Afin de passer le temps, tous les deux aidèrent avec ardeur Phaïstos dans ses ouvrages. La forge fut un excellent terrain d’entraînement pour Lya, qui parvint à assister le forgeron avec dextérité, ce qui permit de gagner un temps précieux dans les commandes. Phaïstos eut tant d’avance que tous les trois rangeaient déjà l’atelier en milieu d’après-midi. Après cette activité éprouvante, Phaïstos porta un plateau avec trois grands verres d’eau fraiche en invitant les enfants à se servir.

  • Ah ! J’ai beau savoir que vous allez revenir, vous allez quand même me manquer, tous les deux ! fit-il après avoir vidé son verre. Ma forge sera bien vide sans vous !

Karel signa. Phaïstos en avait appris quelques-uns avec l’aide de Lya. Il raccrocha son tablier et afficha un sourire mélancolique.

  • Oui, j’ai eu deux enfants, mais ils sont grands, maintenant. Une fille Sans-Pouvoir comme moi, et un fils Sorcier. Ils ont fait leur vie, tu sais. C’est pour ça que j’ai trois chambres ici, donc tu vois, j’avais largement la place de t’accueillir ! Et même sans ça, la question ne se posait même pas. Tu sais, je me suis senti tellement heureux quand j’ai su que tu étais le fils perdu d’Eylen et Sorel ! C’est un miracle digne des Dragons, ça, je te le dis, mon petit ! En parlant de joie, je vais sûrement devenir grand-père, aussi. J’ai hâte de le voir jouer par ici, cette ou ce petit !
  • Félicitations, Phaïstos ! s’écria Lya en se jetant à sa taille.

Phaïstos se mit à rire en lui ébouriffant les cheveux. Karel étira un sourire, attendri. Il s’était surpris à apprécier le forgeron. Il lui semblait être un bon ami pour sa famille.

En fin de journée, ils furent déjà loin de Sheyral, sur les routes. Karel ne put s’empêcher de se sentir soulagé de voir cette ville devenir de plus en plus petite à mesure que le chariot s’éloignait. Ces derniers jours avaient été éreintants.

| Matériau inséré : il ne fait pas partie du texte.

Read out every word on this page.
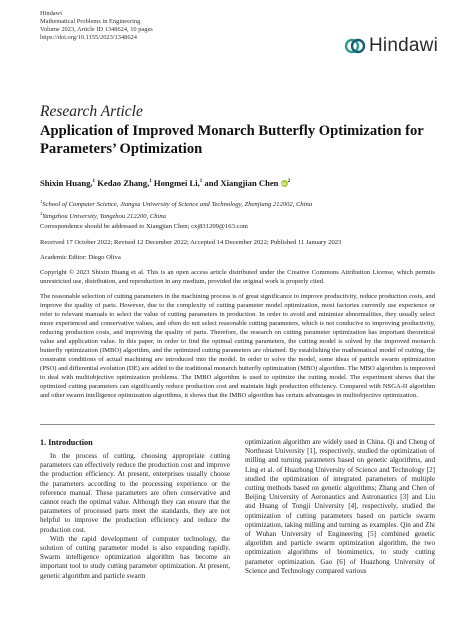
Hindawi
Mathematical Problems in Engineering
Volume 2023, Article ID 1348624, 10 pages
https://doi.org/10.1155/2023/1348624	Hindawi
Research Article
Application of Improved Monarch Butterfly Optimization for Parameters’ Optimization
Shixin Huang,$^1$ Kedao Zhang,$^1$ Hongmei Li,$^1$ and Xiangjian Chen iD $^2$
$^1$School of Computer Science, Jiangsu University of Science and Technology, Zhenjiang 212002, China
$^2$Yangzhou University, Yangzhou 212200, China
Correspondence should be addressed to Xiangjian Chen; cxj831209@163.com
Received 17 October 2022; Revised 12 December 2022; Accepted 14 December 2022; Published 11 January 2023
Academic Editor: Diego Oliva
Copyright © 2023 Shixin Huang et al. This is an open access article distributed under the Creative Commons Attribution License, which permits unrestricted use, distribution, and reproduction in any medium, provided the original work is properly cited.
The reasonable selection of cutting parameters in the machining process is of great significance to improve productivity, reduce production costs, and improve the quality of parts. However, due to the complexity of cutting parameter model optimization, most factories currently use experience or refer to relevant manuals to select the value of cutting parameters in production. In order to avoid and minimize abnormalities, they usually select more experienced and conservative values, and often do not select reasonable cutting parameters, which is not conducive to improving productivity, reducing production costs, and improving the quality of parts. Therefore, the research on cutting parameter optimization has important theoretical value and application value. In this paper, in order to find the optimal cutting parameters, the cutting model is solved by the improved monarch butterfly optimization (IMBO) algorithm, and the optimized cutting parameters are obtained. By establishing the mathematical model of cutting, the constraint conditions of actual machining are introduced into the model. In order to solve the model, some ideas of particle swarm optimization (PSO) and differential evolution (DE) are added to the traditional monarch butterfly optimization (MBO) algorithm. The MBO algorithm is improved to deal with multiobjective optimization problems. The IMBO algorithm is used to optimize the cutting model. The experiment shows that the optimized cutting parameters can significantly reduce production cost and maintain high production efficiency. Compared with NSGA-II algorithm and other swarm intelligence optimization algorithms, it shows that the IMBO algorithm has certain advantages in multiobjective optimization.
1. Introduction

In the process of cutting, choosing appropriate cutting parameters can effectively reduce the production cost and improve the production efficiency. At present, enterprises usually choose the parameters according to the processing experience or the reference manual. These parameters are often conservative and cannot reach the optimal value. Although they can ensure that the parameters of processed parts meet the standards, they are not helpful to improve the production efficiency and reduce the production cost.

With the rapid development of computer technology, the solution of cutting parameter model is also expanding rapidly. Swarm intelligence optimization algorithm has become an important tool to study cutting parameter optimization. At present, genetic algorithm and particle swarm

optimization algorithm are widely used in China. Qi and Cheng of Northeast University [1], respectively, studied the optimization of milling and turning parameters based on genetic algorithms, and Ling et al. of Huazhong University of Science and Technology [2] studied the optimization of integrated parameters of multiple cutting methods based on genetic algorithms; Zhang and Chen of Beijing University of Aeronautics and Astronautics [3] and Liu and Huang of Tongji University [4], respectively, studied the optimization of cutting parameters based on particle swarm optimization, taking milling and turning as examples. Qin and Zhi of Wuhan University of Engineering [5] combined genetic algorithm and particle swarm optimization algorithm, the two optimization algorithms of biomimetics, to study cutting parameter optimization. Gao [6] of Huazhong University of Science and Technology compared various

À l’intérieur du chariot, Lya s’assit en face de lui à même le plancher.

  • Je sais que je te l’ai déjà dit, mais… merci encore pour m’avoir ramené ça, lui fit-elle en désignant son artéfact.

« Ce n’est rien », signa Karel.

  • Non, très sérieusement ! Sans ça, je n’aurai plus pu utiliser la magie, pire, elle aurait peut-être fini par me consumer ! Ces crétins n’ont vraiment aucune conscience de ça. Puis d’après ce qui s’est dit, il paraît que tu leur as flanqué une bonne leçon en plus ! Bien joué !

Regard interrogateur de son frère. Lya se corrigea en exécutant le signe adéquat.

  • « Flanquer », « donner », quoi. Faut vraiment t’initier, toi !

Karel lui fit comprendre par le regard que malgré ce manque de compréhension, il avait quand même saisi où elle avait voulu en venir.

  • Sérieusement, comment as-tu appris tout ça ? lui demanda-t-elle, curieuse.

Karel hésita. Il connaissait l’aversion de Lya sur le Mage. Tout ce qui y lui était lié lui était difficilement supportable. Karel ne se voyait donc pas encore lui dire la vérité à ce sujet, bien qu’il fût certain qu’elle finirait par s’en douter, en grandissant. Karel préféra hausser les épaules, comme pour dire qu’il n’en savait rien. Ce qui était en partie vrai : lui-même faisait cela naturellement. Il avait encore quelques difficultés, mais il s’agissait seulement de corrections à faire.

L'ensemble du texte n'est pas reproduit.